FAQ: How gene therapy works to cure disease

Gene therapy is the use of one or more genes to treat a medical condition. It can be used to address an existing disorder, or to prevent one in a patient known to be at risk of developing a specific condition. It can involve replacing a broken gene with new copies, or infusing healthy versions of defective or missing genes in a patient. It is effective on both inherited and acquired disorders.

Gene therapy is designed to correct mutations in a person’s DNA, the genetic material we inherit from our parents. When we can identify mutations that are causing a specific disease, we can replace the defective genes and treat the disease.

An Ohio State scientist is using gene therapy to change the lives of patients with a rare genetic disease

Gene therapy can involve infusing a benign virus into the body to stop the spread of a defective or mutated gene. The virus has been modified to remove any ability to cause disease. We see this with brain tumors, for example. Their spread is caused by cancer cells that are dividing quickly because of a problematic gene. The virus injected neutralizes the gene’s effect, stopping the growth of the tumor.

We use a similar approach in my research. Children who suffer from a very rare disease called AADC deficiency are born without an enzyme that produces dopamine in the central nervous system. As a result, their brains cannot regulate their motor function or emotions, leaving them unable to speak or control their muscles.

We perform a surgery, during which doctors infuse a benign virus programmed with specific DNA into precisely targeted areas of the brain. Effectively, this introduces a new code to the brain cells to begin producing dopamine. In the months that follow, these children gain many of the abilities they were born without, including the ability to communicate and move independently. 

There are two basic types of gene therapy: germline therapy and somatic gene therapy.

Somatic gene therapy involves inserting therapeutic DNA into body cells that do not produce sperm or eggs. This approach affects only the individual receiving the treatment, not his or her descendants.

Germline therapy is so named because it modifies genes in germ or gamete cells, which include egg and sperm cells. This is a very controversial approach, as it allows for changes that would affect future generations and could affect fetal development. Its long-term effects are unknown. For those reasons, it is prohibited in countries such as Switzerland, Australia and Germany. In the United States, federal funds cannot be used for research on germline therapy in humans.

Gene therapy is administered through a vector, a carrier engineered to deliver material to cells. Benign viruses are often used because they can infect the cell in question to deliver the genetic material.
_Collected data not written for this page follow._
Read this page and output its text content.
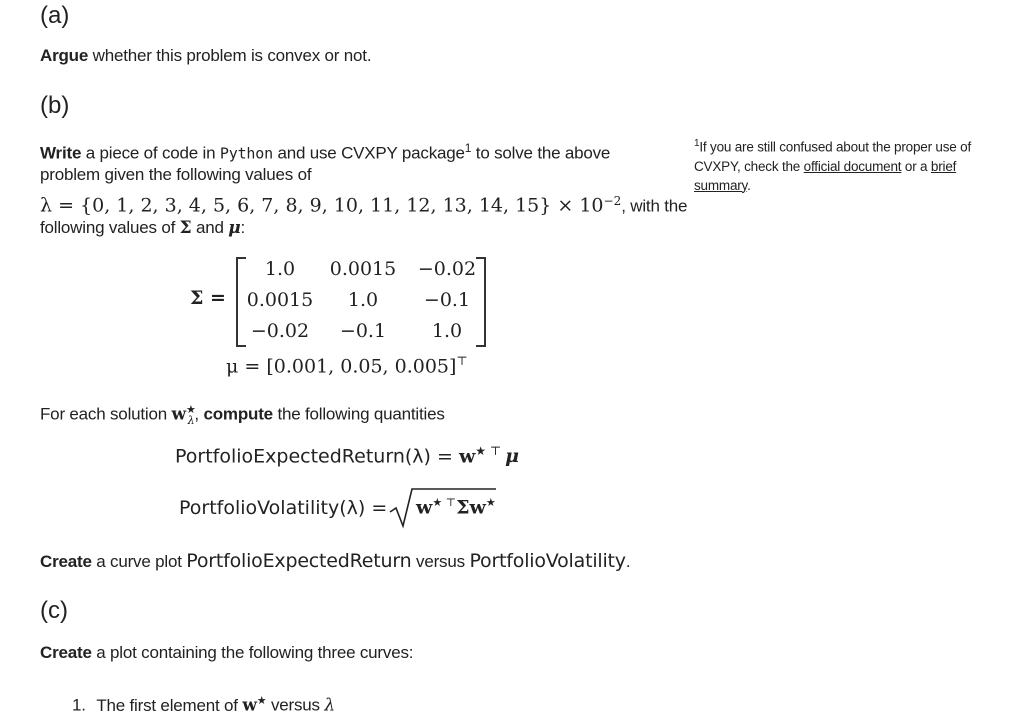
(a)
Argue whether this problem is convex or not.
(b)
Write a piece of code in Python and use CVXPY package$^1$ to solve the above
problem given the following values of
λ = {0, 1, 2, 3, 4, 5, 6, 7, 8, 9, 10, 11, 12, 13, 14, $15\} \times 10^{-2}$, with the
following values of Σ and μ:
Σ =
1.0	0.0015	−0.02
0.0015	1.0	−0.1
−0.02	−0.1	1.0
μ = [0.001, 0.05, 0.005]⊤
For each solution $w^★_\lambda$, compute the following quantities
PortfolioExpectedReturn(λ) = w★ ⊤ μ
PortfolioVolatility(λ) = w★ ⊤Σw★
Create a curve plot PortfolioExpectedReturn versus PortfolioVolatility.
(c)
Create a plot containing the following three curves:
1. The first element of w★ versus λ
$^1$If you are still confused about the proper use of
CVXPY, check the official document or a brief
summary.
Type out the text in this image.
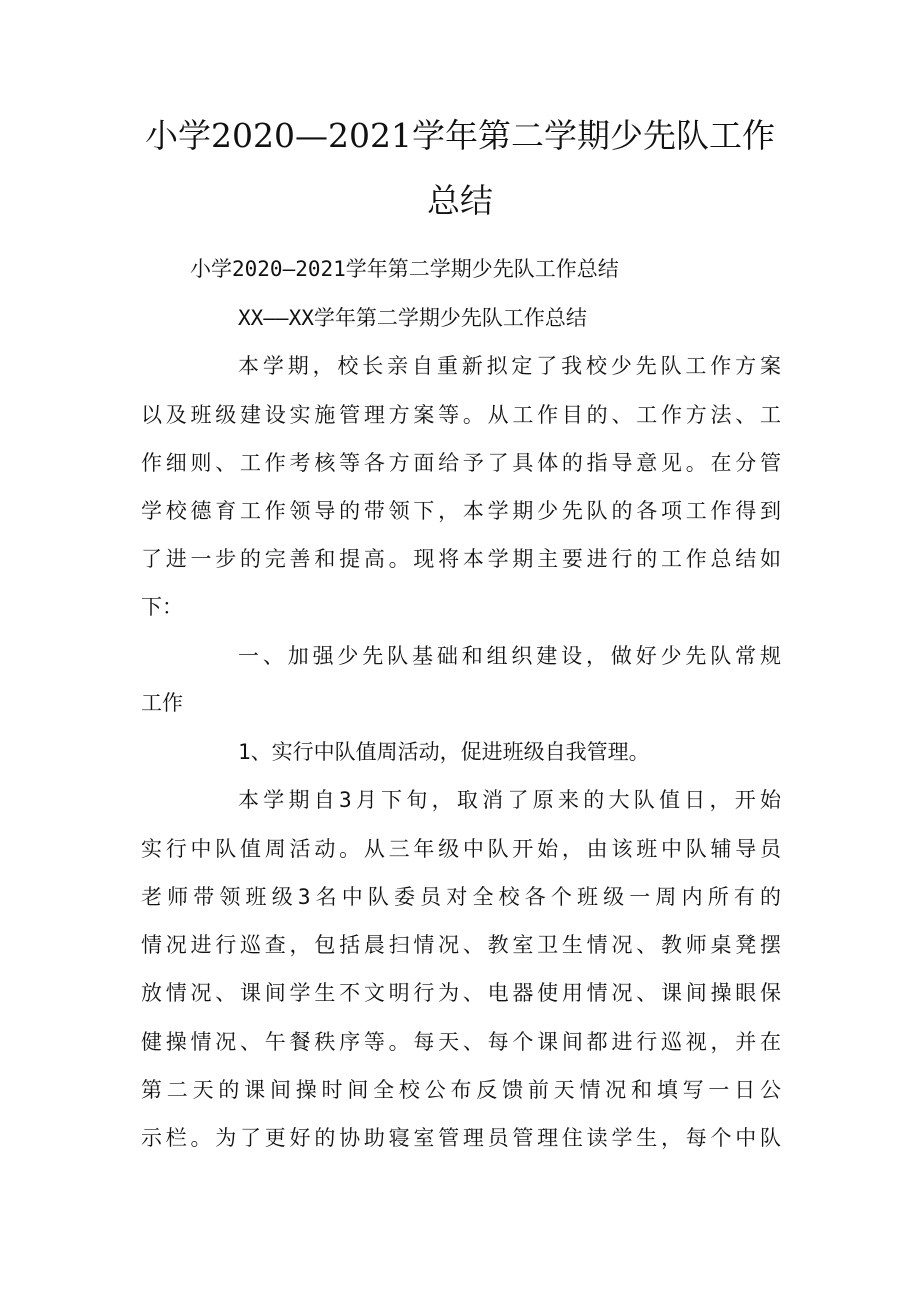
小学2020—2021学年第二学期少先队工作
总结
小学2020—2021学年第二学期少先队工作总结
XX——XX学年第二学期少先队工作总结
本学期，校长亲自重新拟定了我校少先队工作方案
以及班级建设实施管理方案等。从工作目的、工作方法、工
作细则、工作考核等各方面给予了具体的指导意见。在分管
学校德育工作领导的带领下，本学期少先队的各项工作得到
了进一步的完善和提高。现将本学期主要进行的工作总结如
下：
一、加强少先队基础和组织建设，做好少先队常规
工作
1、实行中队值周活动，促进班级自我管理。
本学期自3月下旬，取消了原来的大队值日，开始
实行中队值周活动。从三年级中队开始，由该班中队辅导员
老师带领班级3名中队委员对全校各个班级一周内所有的
情况进行巡查，包括晨扫情况、教室卫生情况、教师桌凳摆
放情况、课间学生不文明行为、电器使用情况、课间操眼保
健操情况、午餐秩序等。每天、每个课间都进行巡视，并在
第二天的课间操时间全校公布反馈前天情况和填写一日公
示栏。为了更好的协助寝室管理员管理住读学生，每个中队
These vectors are often injected or delivered intravenously to specific tissues. We can also remove a sample of a patient’s cells and expose them to the vector in the lab, then return them to the patient. The delivery of gene therapy is a central area of research within the field.

Gene therapy is closely regulated in the United States. All gene therapy products are subject to Federal Drug Administration (FDA) rules, and the National Institutes of Health (NIH) issues guidelines for researchers who want to study it. These safeguards help ensure that gene therapy treatments are safe and effective, and that any potential risks are identified early.

That said, this is a fairly new scientific advancement. Gene therapy has only been around for about 30 years, so we are still learning about potential side effects. We are also working hard to learn more about which vectors are best to deliver the therapy. Although they are made from a disabled virus, some vectors can have toxic effects that limit how much we can give to patients.

As with any procedure of this magnitude, it is best that a patient talk at length with their doctor to understand all of the potential outcomes.

We are working on ways to use gene therapy to treat diseases that affect millions, such as Alzheimer’s, Parkinson’s and Huntington’s disease — a rare, fatal affliction that causes nerve cells in the brain to break down. Ultra-rare diseases, such as AADC deficiency, have very defined defects in their genomes, so treating them can be easier than other, more-complex diseases. Our hope is that the techniques we learn from treating very rare diseases will lead to breakthroughs that can alleviate symptoms of diseases that afflict larger populations, and eventually lead to cures.